Dass "Pure Cane Sugar", nach "Dap Dippin' With Sharon And The Dap-Kings" immerhin die zweite Platte, die jemals über Daptone veröffentlicht wurde, überhaupt einen Nachfolger bekommt, ist einem Treffen mit Adam Scone zu verdanken. Gemeinsam beschlossen die beiden, Sugarman Three wieder aufleben zu lassen.

Scone an der Hammond-Orgel, Sugarman am Saxophon und Rudy Albin am Schlagzeug: So lautet die Originalbesetzung, die sich mit Daptone-Mitbegründer Gabriel Roth und drei weiteren Dap-Kings-Mitgliedern im Studio trafen, um zunächst zwanglos zu jammen. Herausgekommen sind elf Stücke, von der Hammond-Orgel getrieben, vom Saxophon getragen und von den Drums im Zaum gehalten.

So richtig passen will "What The World Needs Now" nicht zum übrigen Daptone-Output. Dass die Scheibe komplett instrumental daherkommt, ist bei den New Yorkern zunächst nichts besonderes. Doch so weit im Jazz verhaftet sind die Label-Kollegen der Budos Band oder Antibalas freilich nicht. Sugarmans Scheibe riecht auch bei weitem nicht so streng nach Schweiß wie die Platten der Genossen.

Dafür überrascht "What The World Needs Now" alle, die "Pure Cane Sugar" kennen. Die Truppe wirft das Konzept des Vorgängers, der Lee Fields, Charles Bradley und Naomi Davis hofierte, eiskalt über Bord und lässt 36 Minuten lang den inneren Souljazz-Schweinehund heraus, um Funk zu steppen. Sein Geschmack habe sich eben geändert, sagt Sugarman.

"Wenn die Platte nicht gut geklungen hätte, hätten wir sie gar nicht herausgebracht", blickt er im laut.de-Interview auf die vier Nächte zurück, in denen "What The World Needs Now" entstand. Er habe dieses Mal keinen so großen Einfluss nehmen, sondern einfach mit den Leuten spielen wollen, mit denen er es liebe zu spielen. Ein Umstand, der es dem Hörer nicht immer einfach macht, "What The World Needs Now" zu folgen.

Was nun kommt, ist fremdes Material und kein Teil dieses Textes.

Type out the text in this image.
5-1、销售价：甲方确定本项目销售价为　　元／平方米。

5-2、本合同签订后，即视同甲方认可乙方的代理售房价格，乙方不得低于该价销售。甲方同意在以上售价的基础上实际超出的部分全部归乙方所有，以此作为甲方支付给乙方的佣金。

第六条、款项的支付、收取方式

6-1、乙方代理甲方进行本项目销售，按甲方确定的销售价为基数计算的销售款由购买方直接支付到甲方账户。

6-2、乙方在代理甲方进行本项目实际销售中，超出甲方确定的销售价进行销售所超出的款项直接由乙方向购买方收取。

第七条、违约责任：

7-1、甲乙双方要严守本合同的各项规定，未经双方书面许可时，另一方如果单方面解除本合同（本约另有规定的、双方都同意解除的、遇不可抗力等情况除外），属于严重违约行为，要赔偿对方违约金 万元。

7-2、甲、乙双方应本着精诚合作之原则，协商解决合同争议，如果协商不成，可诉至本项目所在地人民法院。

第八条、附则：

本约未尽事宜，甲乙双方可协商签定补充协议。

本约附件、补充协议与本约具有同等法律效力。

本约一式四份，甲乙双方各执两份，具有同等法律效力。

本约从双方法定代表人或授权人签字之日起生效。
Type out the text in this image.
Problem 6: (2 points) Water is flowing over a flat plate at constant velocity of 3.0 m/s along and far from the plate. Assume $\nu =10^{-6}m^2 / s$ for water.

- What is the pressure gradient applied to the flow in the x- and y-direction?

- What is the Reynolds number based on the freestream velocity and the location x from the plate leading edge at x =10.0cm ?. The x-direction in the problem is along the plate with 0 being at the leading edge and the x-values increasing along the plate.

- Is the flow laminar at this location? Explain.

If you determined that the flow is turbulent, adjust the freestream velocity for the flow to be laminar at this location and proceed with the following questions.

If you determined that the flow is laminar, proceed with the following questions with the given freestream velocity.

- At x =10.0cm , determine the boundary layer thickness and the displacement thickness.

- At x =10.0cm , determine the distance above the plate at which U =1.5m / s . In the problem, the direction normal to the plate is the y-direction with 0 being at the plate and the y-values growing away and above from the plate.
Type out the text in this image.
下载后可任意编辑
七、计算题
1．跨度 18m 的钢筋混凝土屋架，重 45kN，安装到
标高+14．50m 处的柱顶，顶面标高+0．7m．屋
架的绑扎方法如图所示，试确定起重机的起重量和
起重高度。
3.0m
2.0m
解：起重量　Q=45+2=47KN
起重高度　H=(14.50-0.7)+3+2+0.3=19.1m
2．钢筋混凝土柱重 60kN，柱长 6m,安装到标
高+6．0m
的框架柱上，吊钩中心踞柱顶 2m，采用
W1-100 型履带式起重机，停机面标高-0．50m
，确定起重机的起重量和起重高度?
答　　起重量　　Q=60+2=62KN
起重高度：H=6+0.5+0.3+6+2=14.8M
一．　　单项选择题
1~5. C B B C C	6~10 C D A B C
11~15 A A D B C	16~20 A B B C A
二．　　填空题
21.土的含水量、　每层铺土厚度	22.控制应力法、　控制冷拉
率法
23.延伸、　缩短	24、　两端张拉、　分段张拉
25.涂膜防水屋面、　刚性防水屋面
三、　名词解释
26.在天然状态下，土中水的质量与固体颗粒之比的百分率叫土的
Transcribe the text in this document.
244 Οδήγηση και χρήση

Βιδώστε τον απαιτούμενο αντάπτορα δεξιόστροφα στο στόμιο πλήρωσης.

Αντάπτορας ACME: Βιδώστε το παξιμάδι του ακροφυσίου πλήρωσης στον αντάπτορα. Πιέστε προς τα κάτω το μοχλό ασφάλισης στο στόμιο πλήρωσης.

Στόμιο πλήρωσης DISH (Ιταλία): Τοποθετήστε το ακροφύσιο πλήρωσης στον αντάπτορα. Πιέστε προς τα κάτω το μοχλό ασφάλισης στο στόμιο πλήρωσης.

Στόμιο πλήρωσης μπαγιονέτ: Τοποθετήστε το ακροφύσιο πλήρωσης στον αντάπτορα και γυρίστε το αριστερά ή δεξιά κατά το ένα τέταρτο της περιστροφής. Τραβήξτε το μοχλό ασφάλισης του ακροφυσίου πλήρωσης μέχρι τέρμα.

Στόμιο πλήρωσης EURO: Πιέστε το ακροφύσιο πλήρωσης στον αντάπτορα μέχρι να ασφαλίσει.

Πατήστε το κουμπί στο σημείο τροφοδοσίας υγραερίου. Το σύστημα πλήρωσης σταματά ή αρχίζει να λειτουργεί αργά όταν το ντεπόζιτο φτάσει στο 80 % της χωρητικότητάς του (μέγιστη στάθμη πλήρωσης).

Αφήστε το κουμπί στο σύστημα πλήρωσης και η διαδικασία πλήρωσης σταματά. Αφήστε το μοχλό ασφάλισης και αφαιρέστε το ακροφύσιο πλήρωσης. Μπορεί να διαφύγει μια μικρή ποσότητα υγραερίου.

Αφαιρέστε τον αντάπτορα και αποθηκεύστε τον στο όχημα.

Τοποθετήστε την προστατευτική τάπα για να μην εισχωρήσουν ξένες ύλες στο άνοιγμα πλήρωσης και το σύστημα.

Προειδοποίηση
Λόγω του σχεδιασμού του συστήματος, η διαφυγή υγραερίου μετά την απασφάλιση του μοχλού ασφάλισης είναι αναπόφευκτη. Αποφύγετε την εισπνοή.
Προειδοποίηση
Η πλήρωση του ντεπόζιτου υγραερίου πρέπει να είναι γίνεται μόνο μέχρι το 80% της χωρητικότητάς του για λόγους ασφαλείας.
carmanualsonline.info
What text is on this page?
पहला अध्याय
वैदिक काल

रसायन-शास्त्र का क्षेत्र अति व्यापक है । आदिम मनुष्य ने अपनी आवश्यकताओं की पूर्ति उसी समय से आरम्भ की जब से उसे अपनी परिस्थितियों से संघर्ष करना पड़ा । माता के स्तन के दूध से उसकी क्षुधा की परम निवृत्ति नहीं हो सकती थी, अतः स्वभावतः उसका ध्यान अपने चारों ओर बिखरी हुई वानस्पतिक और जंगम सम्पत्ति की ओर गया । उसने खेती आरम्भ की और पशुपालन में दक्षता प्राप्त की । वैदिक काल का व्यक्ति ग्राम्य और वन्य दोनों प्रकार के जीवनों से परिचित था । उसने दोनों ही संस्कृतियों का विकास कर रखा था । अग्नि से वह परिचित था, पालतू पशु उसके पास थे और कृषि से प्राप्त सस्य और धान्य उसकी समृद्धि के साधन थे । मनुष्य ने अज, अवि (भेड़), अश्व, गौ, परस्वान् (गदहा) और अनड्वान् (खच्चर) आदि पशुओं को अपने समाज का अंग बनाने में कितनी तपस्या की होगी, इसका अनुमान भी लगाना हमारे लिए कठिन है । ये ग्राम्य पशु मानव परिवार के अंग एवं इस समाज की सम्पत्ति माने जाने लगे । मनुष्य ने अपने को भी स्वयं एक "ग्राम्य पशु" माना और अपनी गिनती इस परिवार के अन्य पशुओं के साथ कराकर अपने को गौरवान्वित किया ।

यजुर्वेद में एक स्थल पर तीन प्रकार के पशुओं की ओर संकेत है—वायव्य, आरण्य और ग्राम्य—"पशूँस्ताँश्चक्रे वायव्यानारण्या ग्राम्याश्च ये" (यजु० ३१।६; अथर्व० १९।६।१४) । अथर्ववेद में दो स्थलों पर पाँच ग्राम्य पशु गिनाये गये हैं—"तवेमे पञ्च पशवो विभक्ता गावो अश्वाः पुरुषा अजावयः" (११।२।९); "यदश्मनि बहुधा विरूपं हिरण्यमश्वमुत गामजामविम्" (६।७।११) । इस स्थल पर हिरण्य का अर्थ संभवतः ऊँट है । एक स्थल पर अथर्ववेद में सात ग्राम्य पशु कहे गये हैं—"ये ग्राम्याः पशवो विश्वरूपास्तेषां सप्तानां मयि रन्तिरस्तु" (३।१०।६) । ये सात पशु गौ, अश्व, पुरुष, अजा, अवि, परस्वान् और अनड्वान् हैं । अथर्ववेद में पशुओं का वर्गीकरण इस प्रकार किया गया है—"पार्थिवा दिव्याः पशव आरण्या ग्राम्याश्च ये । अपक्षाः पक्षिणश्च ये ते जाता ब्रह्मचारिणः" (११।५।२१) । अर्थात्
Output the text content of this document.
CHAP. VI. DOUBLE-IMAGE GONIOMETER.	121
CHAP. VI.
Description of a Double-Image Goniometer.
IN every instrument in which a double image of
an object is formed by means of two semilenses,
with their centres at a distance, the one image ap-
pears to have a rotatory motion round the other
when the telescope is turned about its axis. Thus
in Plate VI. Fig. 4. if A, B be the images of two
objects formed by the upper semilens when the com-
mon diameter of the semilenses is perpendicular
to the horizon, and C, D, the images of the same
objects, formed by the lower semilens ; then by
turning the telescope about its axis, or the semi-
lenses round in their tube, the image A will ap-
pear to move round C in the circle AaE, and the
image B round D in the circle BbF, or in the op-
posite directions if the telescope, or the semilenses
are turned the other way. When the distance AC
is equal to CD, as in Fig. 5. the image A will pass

Das Publikum scheinen Sugarman und seine Kollegen nämlich weit weniger im Sinn gehabt zu haben als die pure Lust am Zusammenspiel. Für den passiven Dritten sorgt dies zuweilen dafür, dass die 36 Minuten haarscharf an der Langatmigkeit vorbeischrammen. Wohl gemerkt: haarscharf. Zumeist wirkt Sugarman mit gezieltem Bläsereinsatz dem Gähnen entgegen. Zur Not blendet der Produzent die Stücke einfach rechtzeitig aus.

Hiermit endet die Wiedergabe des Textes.